O PREFEITO DO MUNICÍPIO DE SERRA TALHADA, ESTADO DE PERNAMBUCO, no uso de suas atribuições legais, faz saber que a Câmara de Vereadores de Serra Talhada aprovou em 1ª e 2ª votações, em Reuniões Ordinária e Extraordinária realizadas nos dias 28 de junho e 02 de julho de 2012, a presente Lei e eu Sanciono.

 

Art. 1º Esta lei estabelece critérios complementares às leis específicas de obras públicas e privadas, ocupação e ordenamento urbano, visando disciplinar e coibir o crescimento desordenado da cidade, invasões de vias, logradouros e parques públicos, proteger o meio ambiente e promover mecanismos de segurança pública e particular, através do policiamento administrativo técnico-urbanístico de aprovação e implantação de loteamentos e edificações, na conformidade das legislações federal, estadual e municipal em vigor.

 

Art. 2º Todo loteamento somente poderá iniciar a comercialização dos seus lotes a partir da data de liberação do alvará de aprovação do mesmo, observado o parecer final da Secretaria Municipal responsável pelo controle urbano e o recolhimento dos tributos devidos, sob pena de representação dos infratores ao Ministério Público do Estado de Pernambuco com base no art. 50, I, da Lei Federal nº 6.766/79, no prazo máximo de 30 (trinta) dias contados da data da notificação com ciência do infrator, salvo se este corrigir neste prazo a irregularidade por crime contra a administração pública.

 

 § 1ºAFica o titular da Secretaria Municipal responsável pelo controle de edificações e urbanismo, quando houver dado início a abertura de loteamento ou quaisquer espécie de parcelamento do solo urbano sem licença municipal, obrigado a representar os infratores ao Ministério Público do Estado de Pernambuco com base no art. 50, II, da Lei federal nº 6.766/79 no prazo máximo de 30 (trinta) dias contados da data da notificação com ciência do infrator, salvo se este corrigir neste prazo a irregularidade por crime contra a administração pública.

 

§ 2ºSerá admitido para edificações até 60m², apresentar projeto simples com planta baixa, fachada, corte e situação, inclusive croqui básico com orientação dada pela Prefeitura.

 

 § 3ºOs imóveis comerciais e/ou industriais deverão ser apresentados para aprovação, além das exigências básicas construtivas, acessibilidade para pessoas portadoras de necessidades especiais e atestado de combate a incêndios aprovado pelo Corpo de Bombeiros.

 

§ 4ºO cadastro municipal de imóveis deverá observar rigorosamente a escritura pública para conferência da área do terreno, sem o qual não poderá ser aprovado pela Prefeitura para efeito de inscrição e construção.

 

§ 5ºO Alvará de Construção será expedido, além dos demais critérios de regularidade, somente após a observância das seguintes condições:

a) Titularidade do requerente com escritura pública e certidão com data de emissão de até 30 (trinta) dias ou autorização expressa do titular transmitente;

b) Passeio público (calçada) de no mínimo 1.80 metros e em sendo esquina com corte diagonal no canto de encontro formado por duas ou mais ruas que se cruzam;

c) Está de acordo com o alinhamento entre o início e fim da rua;

d) Obedecer os recuos: lateral mínimo de 1,50m, frontal mínimo de 5,0 m e fundo mínimo de 5,0 m;

e) Edificações a partir de 400 m² será obrigatório a implantação de medidas de coleta de água pluviais com cisterna, fossas sépticas e sumidouro;

f) As ruas e/ou avenidas devem possuir, no mínimo, 10m e 16m de largura, respectivamente.
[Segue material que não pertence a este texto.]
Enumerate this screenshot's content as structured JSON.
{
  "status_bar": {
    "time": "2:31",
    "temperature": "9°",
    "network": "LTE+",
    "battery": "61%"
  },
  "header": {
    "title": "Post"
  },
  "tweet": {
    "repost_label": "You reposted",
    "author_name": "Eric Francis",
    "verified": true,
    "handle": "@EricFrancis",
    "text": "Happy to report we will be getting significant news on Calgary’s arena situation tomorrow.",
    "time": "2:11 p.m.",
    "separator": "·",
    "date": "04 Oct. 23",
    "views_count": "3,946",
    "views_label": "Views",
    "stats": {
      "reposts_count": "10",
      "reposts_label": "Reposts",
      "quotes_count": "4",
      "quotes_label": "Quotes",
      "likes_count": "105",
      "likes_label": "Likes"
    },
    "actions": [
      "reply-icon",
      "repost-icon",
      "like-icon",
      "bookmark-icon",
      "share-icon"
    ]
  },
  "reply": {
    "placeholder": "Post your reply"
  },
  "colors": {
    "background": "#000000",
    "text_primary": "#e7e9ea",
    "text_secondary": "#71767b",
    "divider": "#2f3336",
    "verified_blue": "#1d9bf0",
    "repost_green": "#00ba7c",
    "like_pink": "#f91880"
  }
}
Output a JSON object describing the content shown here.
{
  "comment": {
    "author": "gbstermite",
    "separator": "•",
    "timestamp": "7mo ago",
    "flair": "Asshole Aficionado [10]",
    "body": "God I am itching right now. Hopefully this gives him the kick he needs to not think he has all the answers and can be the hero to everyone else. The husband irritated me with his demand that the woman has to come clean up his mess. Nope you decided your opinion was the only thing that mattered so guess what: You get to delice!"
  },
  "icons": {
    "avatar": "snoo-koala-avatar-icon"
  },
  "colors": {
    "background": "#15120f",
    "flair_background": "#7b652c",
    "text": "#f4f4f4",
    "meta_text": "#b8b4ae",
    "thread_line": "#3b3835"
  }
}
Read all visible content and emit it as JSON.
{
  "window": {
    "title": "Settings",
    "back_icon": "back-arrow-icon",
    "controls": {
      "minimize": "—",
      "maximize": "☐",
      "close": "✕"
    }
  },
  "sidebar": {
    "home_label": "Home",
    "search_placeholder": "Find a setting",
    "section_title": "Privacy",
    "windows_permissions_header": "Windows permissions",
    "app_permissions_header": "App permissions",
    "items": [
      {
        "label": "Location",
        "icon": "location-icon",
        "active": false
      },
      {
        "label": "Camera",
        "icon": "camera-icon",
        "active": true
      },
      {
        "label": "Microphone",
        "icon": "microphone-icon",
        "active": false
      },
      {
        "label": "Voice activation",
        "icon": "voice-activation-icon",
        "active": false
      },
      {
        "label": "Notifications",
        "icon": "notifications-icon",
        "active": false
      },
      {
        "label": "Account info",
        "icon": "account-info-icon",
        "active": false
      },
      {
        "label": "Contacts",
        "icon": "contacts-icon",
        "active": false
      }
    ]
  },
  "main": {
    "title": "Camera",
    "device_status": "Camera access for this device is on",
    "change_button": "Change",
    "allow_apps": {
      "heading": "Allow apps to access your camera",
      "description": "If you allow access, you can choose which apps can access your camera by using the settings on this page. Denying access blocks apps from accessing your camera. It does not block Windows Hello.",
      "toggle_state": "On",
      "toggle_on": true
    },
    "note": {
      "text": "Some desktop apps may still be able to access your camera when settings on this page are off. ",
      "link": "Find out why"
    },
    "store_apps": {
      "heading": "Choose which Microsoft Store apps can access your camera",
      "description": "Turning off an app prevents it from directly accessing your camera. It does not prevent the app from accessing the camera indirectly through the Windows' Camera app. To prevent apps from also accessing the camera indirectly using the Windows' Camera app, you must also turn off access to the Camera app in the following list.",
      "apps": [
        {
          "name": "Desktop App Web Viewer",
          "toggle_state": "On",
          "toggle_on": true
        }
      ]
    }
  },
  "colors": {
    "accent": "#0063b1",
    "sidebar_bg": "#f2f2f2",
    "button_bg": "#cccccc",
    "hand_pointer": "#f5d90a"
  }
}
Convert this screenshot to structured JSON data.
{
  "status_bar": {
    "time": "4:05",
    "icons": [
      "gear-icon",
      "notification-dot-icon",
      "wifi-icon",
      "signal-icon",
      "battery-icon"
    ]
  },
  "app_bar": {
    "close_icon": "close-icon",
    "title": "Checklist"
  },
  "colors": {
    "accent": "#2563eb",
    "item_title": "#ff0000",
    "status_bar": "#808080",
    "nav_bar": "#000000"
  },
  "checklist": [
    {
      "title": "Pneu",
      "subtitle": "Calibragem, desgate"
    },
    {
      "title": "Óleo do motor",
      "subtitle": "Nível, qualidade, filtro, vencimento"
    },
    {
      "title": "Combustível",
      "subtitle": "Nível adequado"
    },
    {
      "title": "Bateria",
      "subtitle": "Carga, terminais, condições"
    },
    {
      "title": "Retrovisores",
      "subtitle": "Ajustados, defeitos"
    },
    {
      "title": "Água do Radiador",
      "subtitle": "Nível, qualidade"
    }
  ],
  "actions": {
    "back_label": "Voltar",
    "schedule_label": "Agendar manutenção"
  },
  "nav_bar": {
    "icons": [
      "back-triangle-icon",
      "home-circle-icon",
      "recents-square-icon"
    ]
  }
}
g) Para as edificações populares novas e conjugadas com até 60m² obedecerão a recuos frontal mínimo de 3,00m e abertura de fosso ou jardim de inverno para ventilação interna.

h) As edificações consideradas comerciais e industriais concluídas, só poderão receber Alvará de funcionamento, após a certificação da emissão do Alvará de Construção e Habite-se.

 

Art. 3º Toda obra concluída ou em processo de edificação sem a devida anuência do poder público municipal será declarada clandestina devendo ser enquadrada nas normas urbanísticas, tributárias e de edificações e, em não podendo assim ser legalizada deverá ser promovida a sua interdição, apreensão de equipamentos e/ou materiais, ou demolida por despacho fundamentado da autoridade administrativa, observado o devido processo legal e o princípio da ampla defesa conferido ao infrator.

 

§ 1º O disposto no caput deste artigo aplica-se aos loteamentos, áreas de expansão urbana, margens de rios, riachos, córregos e demais mananciais que sofrerem intervenção sem a devida aprovação do órgão competente.

 

§ 2º Os imóveis, com obra já concluída até o início de vigência de Lei Complementar nº 052/2007, Plano Diretor do Município de Serra Talhada, não sofrerão qualquer das penalidades descritas no caput deste artigo.

 

Art. 4º Todo empreendimento que dependa de licença ambiental deverá ser aprovado mediante parecer expedido por comissão competente instituída pelo Executivo, com aval do Conselho Municipal de Meio Ambiente, observadas as normas do Plano Diretor do Município.

 

Parágrafo único. O pagamento de qualquer taxa ou tributo deverá pago diretamente a Prefeitura mediante documento de arrecadação próprio.

 

Art. 5ºFica instituída a taxa que tem como fato gerador a análise de impacto ambiental para aprovação de projetos de loteamento, construção e reforma de qualquer natureza e que incidirá sobre os empreendimentos previstos na tabela seguinte:

 

CÓDIGO DISCRIMINAÇÃO UFM
14.1.000 Licença ambiental por projeto
14.1.001 Área de até 1.000 m² sem edificação 100.0
14.1.002 Área de 1.000 à 10.000 m² sem edificação 300.0
14.1.003 Área acima de 10.000 m² sem edificação 800.0
14.1.004 Áreas acima com projetos de edificações acresce em mais 20%

 

§ 1º A tabela prevista neste artigo fica anexada a Lei Complementar Municipal nº 034/2005 com a denominação de Anexo XIV Taxa de Análise de Impacto Ambiental.

 

§ 2ºA licença ambiental de loteamentos e/ou construções em área encravada até 50 (cinquenta) metros das margens de rios, barragens, lagos e açudes deverão ser expedidas pela Agência Estadual de Meio Ambiente e Recursos Hídricos – CPRH, vedada a construção em área inferior a 50m² das áreas mencionadas neste parágrafo.

 

§ 3ºAs demais licenças ambientais deverão ser expedidas pela Secretaria Municipal de Obras.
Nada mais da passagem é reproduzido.